I actually laid down on a bench in the waiting room and fell asleep while Naomi was in the MRI. I'm sure I looked utterly ridiculous, but that power nap provided me the extra fuel to safely drive home. Naomi woke happily from anesthesia, as she usually does, and we were up to the neurosurgeon's office for consultation by 10:30am.
The neurosurgeon first gave us the good news: the mass has not grown at all or changed shape, it is still not compressing the nearby aqueduct or causing hydrocephalus, and Naomi still shows no sign of it affecting her neurologically--all excellent news.

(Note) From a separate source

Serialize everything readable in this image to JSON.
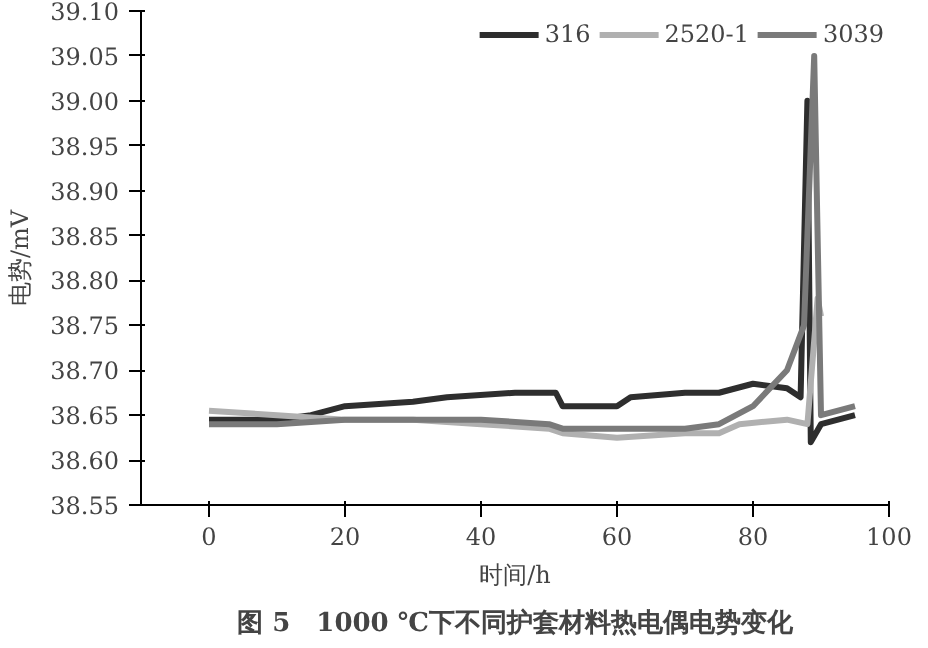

The downside was that they used a dye contrast for this MRI (they hadn't used it for the last one), and the mass showed a distinct highlighted ring around the edge of it, with some fuzziness in the middle. He said this was not at all a typical appearance for a cyst and was unclear as to what it meant. We then waited over an hour while he consulted with the radiologist and his neurosurgeon partner. Finally, the three of them agreed that while the mass is certainly behaving like a cyst and not "something bad," it doesn't really appear to be a typical cyst and that we need to take a cautious approach with it, just to be sure.
The cautious approach means this: we will return to the children's hospital on Sept. 13th so that Naomi can undergo a spinal tap to look for levels of hormones in the spinal fluid that would indicate a tumor rather than a cyst. If these hormones show up the neurosurgeon felt that biopsy of this area of the brain is too risky and we would simply proceed with radiation treatments. He was emphatic that he does not expect this to be the case, but that we are just being extra thorough. If the spinal fluid does not show the worrisome hormones then we will repeat the MRI in six months.
Thankfully, they will put Naomi under anesthesia again for the spinal tap so she will not endure any pain, but she will have to lay down in recovery for several hours to prevent her from getting a spinal headache. It will certainly be another all-day event. The next day I have to wake early to take Emma to the next town over for her repeat brain MRI.
Please pray for smooth procedures, for good results, for rest for me. Thank you all for your prayers.